[SOLVED] Column substitution with grep inside awk inconsistent

r_hartman · 01-28-2014, 05:20 AM

Hi, I would like some input on the following issue:
I have two files, and need to replace a column in file1.csv with text from file2.txt.
Column 28 in file1.csv contains numbers from 0 to 20. file2 contains the same numbers but with a descriptive text, like:
0. N/A
1. Item1
2. Item2

I use the following command to replace '0' in file1.csv with '0. N/A' (etc.) from file2.txt:

awk 'BEGIN{FS=OFS=","}{("grep -Fw " $28 " file2.txt") | getline u; $28=u; print $0}' file1.csv

or even

awk 'BEGIN{FS=OFS=","}{("grep -Fw " $28 " file2.txt") | getline $28; print $0}' file1.csv

which produces the exact same result. With some syntax manipulation I can see that $28 always gets picked up correctly, and when I grep file2.txt from the command line I always get the correct result. However, getline seems to pick up that result inconsistently.

My approach works correctly for the first 4 lines in file1.csv, but then 1 record remains unaltered. It then converts 1 record OK again, but skips the following 2, the next 2 being OK again. Then it skips 1 and does 2 OK again.

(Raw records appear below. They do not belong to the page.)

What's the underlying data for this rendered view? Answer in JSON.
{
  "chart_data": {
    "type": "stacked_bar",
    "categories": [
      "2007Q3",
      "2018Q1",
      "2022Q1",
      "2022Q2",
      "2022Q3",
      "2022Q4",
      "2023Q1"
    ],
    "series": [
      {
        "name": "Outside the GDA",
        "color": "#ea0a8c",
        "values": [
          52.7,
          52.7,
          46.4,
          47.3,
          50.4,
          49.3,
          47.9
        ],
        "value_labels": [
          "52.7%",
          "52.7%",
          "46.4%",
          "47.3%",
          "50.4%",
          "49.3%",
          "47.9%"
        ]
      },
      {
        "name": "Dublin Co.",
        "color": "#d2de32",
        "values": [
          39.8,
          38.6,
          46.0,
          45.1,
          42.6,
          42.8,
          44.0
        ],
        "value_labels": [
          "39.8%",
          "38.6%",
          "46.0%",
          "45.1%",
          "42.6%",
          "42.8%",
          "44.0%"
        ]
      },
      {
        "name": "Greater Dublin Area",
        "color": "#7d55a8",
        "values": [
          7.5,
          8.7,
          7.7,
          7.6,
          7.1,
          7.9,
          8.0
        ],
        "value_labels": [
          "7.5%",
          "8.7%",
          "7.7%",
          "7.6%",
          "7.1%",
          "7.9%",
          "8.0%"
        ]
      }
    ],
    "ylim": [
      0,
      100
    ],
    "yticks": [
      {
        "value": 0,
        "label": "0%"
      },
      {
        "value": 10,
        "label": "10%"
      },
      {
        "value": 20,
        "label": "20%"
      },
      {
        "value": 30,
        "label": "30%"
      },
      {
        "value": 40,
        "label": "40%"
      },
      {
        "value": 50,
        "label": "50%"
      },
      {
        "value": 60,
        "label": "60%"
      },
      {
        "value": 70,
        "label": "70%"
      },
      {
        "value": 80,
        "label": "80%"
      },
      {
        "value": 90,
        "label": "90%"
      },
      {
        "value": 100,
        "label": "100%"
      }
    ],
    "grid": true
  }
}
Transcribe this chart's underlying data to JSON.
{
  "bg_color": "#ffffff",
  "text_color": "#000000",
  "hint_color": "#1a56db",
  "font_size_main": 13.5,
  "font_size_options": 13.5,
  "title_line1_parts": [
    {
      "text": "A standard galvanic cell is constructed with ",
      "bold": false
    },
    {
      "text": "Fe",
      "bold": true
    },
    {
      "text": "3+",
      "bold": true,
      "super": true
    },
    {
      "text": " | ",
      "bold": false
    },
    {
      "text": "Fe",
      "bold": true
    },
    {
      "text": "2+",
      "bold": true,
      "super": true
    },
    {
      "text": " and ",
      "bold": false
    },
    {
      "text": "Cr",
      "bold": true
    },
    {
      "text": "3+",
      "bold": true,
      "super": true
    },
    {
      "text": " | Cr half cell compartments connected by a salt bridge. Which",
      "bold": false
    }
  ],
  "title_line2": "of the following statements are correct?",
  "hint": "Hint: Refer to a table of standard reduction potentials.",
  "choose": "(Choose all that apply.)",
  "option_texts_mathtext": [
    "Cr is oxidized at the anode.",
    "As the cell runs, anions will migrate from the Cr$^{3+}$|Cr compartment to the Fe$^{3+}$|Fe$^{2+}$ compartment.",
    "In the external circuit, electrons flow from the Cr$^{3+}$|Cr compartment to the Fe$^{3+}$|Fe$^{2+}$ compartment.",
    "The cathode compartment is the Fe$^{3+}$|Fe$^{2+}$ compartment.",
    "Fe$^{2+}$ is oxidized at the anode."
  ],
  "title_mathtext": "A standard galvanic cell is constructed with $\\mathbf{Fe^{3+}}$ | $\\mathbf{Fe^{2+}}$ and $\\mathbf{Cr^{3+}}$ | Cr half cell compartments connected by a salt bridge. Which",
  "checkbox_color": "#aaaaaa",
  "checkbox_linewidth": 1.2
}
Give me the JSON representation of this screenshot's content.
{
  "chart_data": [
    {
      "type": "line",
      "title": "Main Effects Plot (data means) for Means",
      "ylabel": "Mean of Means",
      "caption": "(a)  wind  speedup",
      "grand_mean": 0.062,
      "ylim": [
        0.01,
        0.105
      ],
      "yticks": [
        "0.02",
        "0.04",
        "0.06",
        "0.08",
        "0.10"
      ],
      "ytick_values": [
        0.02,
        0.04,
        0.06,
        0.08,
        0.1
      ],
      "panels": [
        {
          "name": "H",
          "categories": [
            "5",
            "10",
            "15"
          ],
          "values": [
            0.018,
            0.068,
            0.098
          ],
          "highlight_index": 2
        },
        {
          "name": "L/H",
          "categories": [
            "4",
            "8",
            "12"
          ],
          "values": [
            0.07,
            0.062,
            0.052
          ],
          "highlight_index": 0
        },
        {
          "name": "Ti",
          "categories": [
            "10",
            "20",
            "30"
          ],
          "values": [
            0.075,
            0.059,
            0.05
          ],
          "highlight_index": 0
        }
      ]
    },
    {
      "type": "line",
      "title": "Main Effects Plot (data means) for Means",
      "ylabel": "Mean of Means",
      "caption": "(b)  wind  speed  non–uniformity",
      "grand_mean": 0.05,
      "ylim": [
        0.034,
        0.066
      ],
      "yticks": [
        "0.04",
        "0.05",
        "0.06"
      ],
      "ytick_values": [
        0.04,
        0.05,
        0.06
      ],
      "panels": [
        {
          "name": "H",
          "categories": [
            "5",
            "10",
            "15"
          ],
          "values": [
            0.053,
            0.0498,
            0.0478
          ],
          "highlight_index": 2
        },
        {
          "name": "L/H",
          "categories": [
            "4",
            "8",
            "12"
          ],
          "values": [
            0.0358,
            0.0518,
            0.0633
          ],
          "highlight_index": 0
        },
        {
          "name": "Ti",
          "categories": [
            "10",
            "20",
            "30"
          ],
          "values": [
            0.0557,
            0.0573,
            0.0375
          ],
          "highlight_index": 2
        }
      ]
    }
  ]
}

The skips get bigger as it gets deeper into file1.csv (336 records).

I've read about issues with getline, but fail to see an alternative way to achieve what I want. I need this to be 100% reliable.

Any thoughts would be appreciated.

pan64 · 01-28-2014, 06:07 AM

I would not use grep inside awk, but read file2 into an array (or hash) and use that to replace $28.

grail · 01-28-2014, 07:38 AM

Ditto on no grep in awk, especially when awk already knows how to pattern match.

Maybe you could give some sample data both in and out so we may better follow what you are trying to do.

Also, please use [code][/code] tags around code and data to make it easier to read.

ntubski · 01-28-2014, 09:57 AM

I agree with previous posters that grep shouldn't used here, but I suspect the problem in the original code is due to not using close(), see 5.8 Closing Input and Output Redirections.

r_hartman · 01-28-2014, 12:47 PM

Thanks for chiming in. I'd read about not using grep inside awk, but I don't know awk well enough to build an array from file2.txt and matching up values.

ntubski hit the nail on the head; I tried close("grep -Fw " $28 " file2.txt") but that did not seem to make a difference; once I packed the command into a cmd variable and used close(cmd) it worked as desired. While I'm aware this will be deemed a 'dirty' solution, I will go with it for now. I will need to delve deeper into awk, since performance is dreadful, with all the file opening and closing going on. But for my current purpose - a one-off conversion of less than 400 records - I can live with it.

Final command used:

Code:

$ awk 'BEGIN{FS=OFS=","}
    {cmd=("grep -Fw " $28 " file2.txt")
    cmd | getline $28
    print $0
    close(cmd)}' file1.csv

Thanks again!

pan64 · 01-29-2014, 12:25 AM

Code:

awk ' BEGIN {
#here comes the code to load file2.txt
    while (getline a < "file2.txt") {
        split (a, b)
        arr[b[2]] = b[1]
    }
}
{
# here you can replace $28
    $28 = arr[$28]
# you may need to check if arr[$28] exists
    print $0
} ' file1.csv

this is not tested but will show the idea (will run much faster)

grail · 01-29-2014, 12:42 AM

As a quick alternative to the BEGIN / while approach you can also use:

Code:

awk 'NR==FNR{arr[$1] = $0;next}{<replacement and your code here>}' file2.txt file1.txt

This reads and builds the array based on the first file passed in and then performs the other tasks on the second (or more) file(s)

r_hartman · 01-29-2014, 03:00 AM

Thanks gentlemen. I will definitely explore your examples.
Much appreciated.

Cheers.